In occasione dell’evento hanno portato i loro saluti Monica Cocconi, Responsabile Scientifica dell’Osservatorio Permanente Legalità e Professoressa di Diritto amministrativo, Francesco De Vanna, Assessore ai Lavori Pubblici e alla Legalità del Comune di Parma, e Vincenza Pellegrino, Professoressa associata di Sociologia dei Processi Culturali e Comunicativi presso l’Università di Parma e Delegata del Rettore per le attività del Polo universitario penitenziario.  

L’incontro ha voluto far conoscere ai giovani la storia di Don Pino Puglisi, che è stato un esempio di straordinaria dedizione ai più bisognosi, ai marginali, a coloro che chiedono aiuto e spesso non hanno la voce e la forza per ottenerlo. Don Pino Puglisi ha iniziato la sua lotta alla mafia cercando di far capire ai giovani che si può essere rispettati anche senza essere mafiosi, credendo nei propri ideali.  

«È importante parlare di mafia, soprattutto nelle scuole, per combattere la mentalità mafiosa, che è poi qualunque ideologia disposta a svendere la dignità dell’uomo per soldi» affermava Don Puglisi, che nelle sue omelie si rivolgeva spesso ai mafiosi, che lo consideravano un ostacolo e decisero di ucciderlo, avvertendolo con una serie di minacce di cui Puglisi non parlò con nessuno. 

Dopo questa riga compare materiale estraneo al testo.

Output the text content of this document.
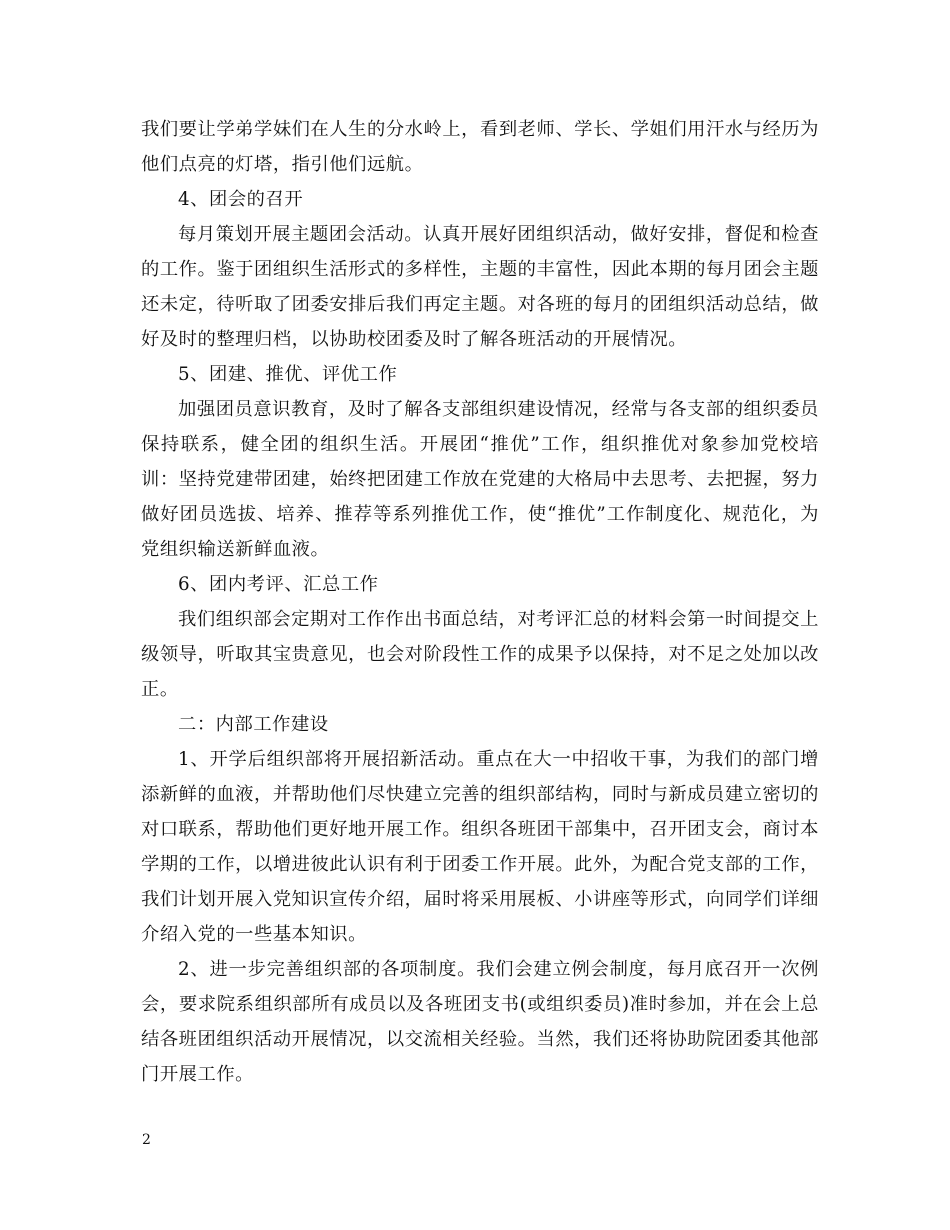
我们要让学弟学妹们在人生的分水岭上，看到老师、学长、学姐们用汗水与经历为他们点亮的灯塔，指引他们远航。

4、团会的召开

每月策划开展主题团会活动。认真开展好团组织活动，做好安排，督促和检查的工作。鉴于团组织生活形式的多样性，主题的丰富性，因此本期的每月团会主题还未定，待听取了团委安排后我们再定主题。对各班的每月的团组织活动总结，做好及时的整理归档，以协助校团委及时了解各班活动的开展情况。

5、团建、推优、评优工作

加强团员意识教育，及时了解各支部组织建设情况，经常与各支部的组织委员保持联系，健全团的组织生活。开展团“推优”工作，组织推优对象参加党校培训：坚持党建带团建，始终把团建工作放在党建的大格局中去思考、去把握，努力做好团员选拔、培养、推荐等系列推优工作，使“推优”工作制度化、规范化，为党组织输送新鲜血液。

6、团内考评、汇总工作

我们组织部会定期对工作作出书面总结，对考评汇总的材料会第一时间提交上级领导，听取其宝贵意见，也会对阶段性工作的成果予以保持，对不足之处加以改正。

二：内部工作建设

1、开学后组织部将开展招新活动。重点在大一中招收干事，为我们的部门增添新鲜的血液，并帮助他们尽快建立完善的组织部结构，同时与新成员建立密切的对口联系，帮助他们更好地开展工作。组织各班团干部集中，召开团支会，商讨本学期的工作，以增进彼此认识有利于团委工作开展。此外，为配合党支部的工作，我们计划开展入党知识宣传介绍，届时将采用展板、小讲座等形式，向同学们详细介绍入党的一些基本知识。

2、进一步完善组织部的各项制度。我们会建立例会制度，每月底召开一次例会，要求院系组织部所有成员以及各班团支书(或组织委员)准时参加，并在会上总结各班团组织活动开展情况，以交流相关经验。当然，我们还将协助院团委其他部门开展工作。

2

Il 15 settembre 1993 il sacerdote fu assassinato, nel giorno del suo cinquantaseiesimo compleanno, dai clan di Brancaccio. Ucciso per il suo impegno antimafia poco appariscente ma concreto in cui ogni giorno lavorava per rendere vivibile un rione ostaggio della mafia, per educare le persone a non sottomettersi e a rivendicare i propri diritti. 

Nel 2013, tra le centomila persone che affollavano il Foro italico di Palermo per partecipare alla beatificazione di don Puglisi, «martire» di mafia, uno striscione riportava una delle frasi che era solito ripetere: «Se ognuno di noi fa qualcosa, allora si può fare molto».